Date of Award

Fall 9-5-2025

Degree Type

Thesis

Degree Name

Master of Arts (MA)

Department

Education

First Advisor

Eilene Edejer

Abstract

This thesis investigates how contemporary U.S. educational accountability policies—namely No Child Left Behind (NCLB) and Race to the Top (RttT)—redefine the role of teachers through a compliance-oriented lens. Moving beyond logistical and emotional impacts, this study applies Plato’s Allegory of the Cave as a philosophical framework to uncover the intellectual and ethical constraints imposed on educators. Through qualitative document analysis of federal policy texts, three metaphorical themes—shackles, shadows, and enlightenment—emerged to represent how teachers are bound by data-driven mandates, compelled to perform surface-level success, and yet still retain the potential to guide students toward deeper intellectual engagement. The findings reveal a systemic misalignment between policy rhetoric and the philosophical purpose of education.
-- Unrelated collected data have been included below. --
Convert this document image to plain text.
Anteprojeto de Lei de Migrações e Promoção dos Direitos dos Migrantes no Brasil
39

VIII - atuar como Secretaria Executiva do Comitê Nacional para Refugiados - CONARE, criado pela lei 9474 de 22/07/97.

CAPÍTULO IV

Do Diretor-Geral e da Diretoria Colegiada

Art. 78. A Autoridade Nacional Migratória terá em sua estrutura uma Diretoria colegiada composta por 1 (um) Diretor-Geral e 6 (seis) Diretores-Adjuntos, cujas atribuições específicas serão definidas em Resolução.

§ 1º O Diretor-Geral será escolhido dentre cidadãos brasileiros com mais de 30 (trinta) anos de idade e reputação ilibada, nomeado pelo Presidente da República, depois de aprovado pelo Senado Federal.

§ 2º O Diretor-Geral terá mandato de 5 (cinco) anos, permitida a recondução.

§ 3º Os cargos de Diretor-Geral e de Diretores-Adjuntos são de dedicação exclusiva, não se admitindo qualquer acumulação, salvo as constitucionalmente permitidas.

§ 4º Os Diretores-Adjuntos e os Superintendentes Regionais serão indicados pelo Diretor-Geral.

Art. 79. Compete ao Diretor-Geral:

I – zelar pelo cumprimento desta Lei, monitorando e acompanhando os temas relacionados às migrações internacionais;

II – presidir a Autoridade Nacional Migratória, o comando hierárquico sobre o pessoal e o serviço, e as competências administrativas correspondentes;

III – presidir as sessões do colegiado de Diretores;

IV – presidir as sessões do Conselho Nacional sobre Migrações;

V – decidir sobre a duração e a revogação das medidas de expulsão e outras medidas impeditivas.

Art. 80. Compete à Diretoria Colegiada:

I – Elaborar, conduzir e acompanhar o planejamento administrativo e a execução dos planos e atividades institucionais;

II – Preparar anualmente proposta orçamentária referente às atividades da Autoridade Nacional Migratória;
Rather than empowering teachers as ethical and intellectual leaders, current policies reduce them to technicians of performance metrics. While glimpses of mentorship and reflective practice appear in policy language, they are often instrumentalized to serve outcome-based agendas. This study calls for a radical reimagining of educational policy—one that restores teachers’ moral agency, honors their intellectual labor, and repositions them not as agents of implementation but as keepers of light in a system too often defined by shadows.